Resort pracy chce dać rolnikom prawo do świadczeń także z ZUS. Protestują kancelaria premiera i resort finansów - donosi "Puls Biznesu".

Ministerstwo Pracy i Polityki Społecznej zaproponowało, by umowy-zlecenia dla rolników były ozusowane, co uprawniałoby ich do świadczeń także z Zakładu Ubezpieczeń Społecznych. Rolnicy dorabiający na zleceniach nie traciliby wówczas świadczeń z KRUS (tak jak obecnie).

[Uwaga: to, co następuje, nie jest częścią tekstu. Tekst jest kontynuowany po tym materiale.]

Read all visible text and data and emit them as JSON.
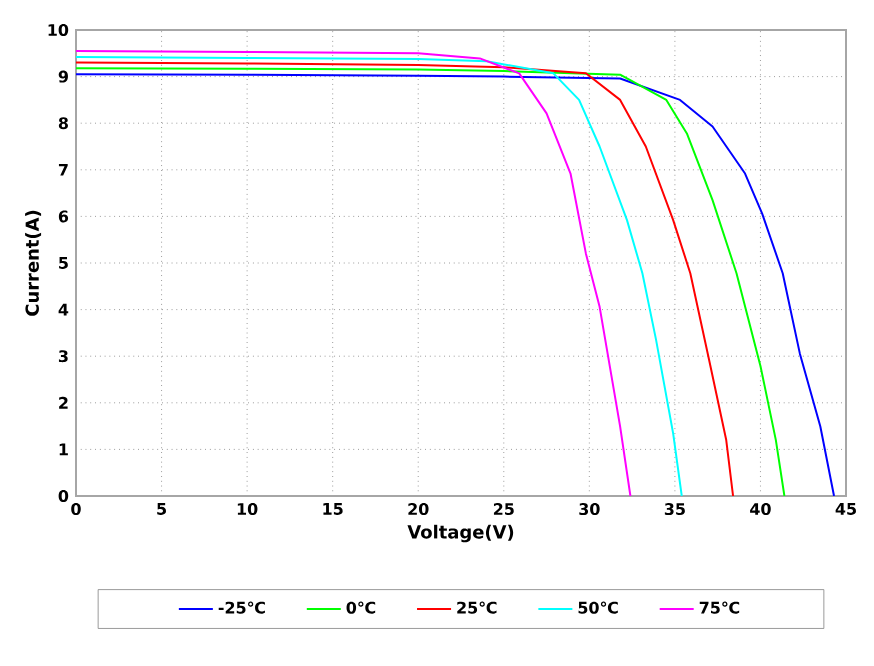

Zapisy te znalazły się w najnowszej wersji projektu zmian w ustawie o ubezpieczeniach społecznych, którym w czwartek ma zająć się Komitet Rady Ministrów. Nie będzie łatwo przeforsować te propozycje. Przeciwko jest kancelaria premiera. Poważne wątpliwości ma Ministerstwo Finansów.

Również eksperci mają mieszane uczucia. Absolutnie nie umiem sobie wyobrazić, jak miałby wyglądać system, w którym rolnicy mają dwie emerytury: jedna z KRUS, a druga z ZUS. Jednak uważam, że należy ozusować dochody rolników z umów-zleceń. To byłby kroczek w stronę ujednolicenia systemu emerytalnego - mówi Jeremi Mordasewicz, członek rady nadzorczej ZUS.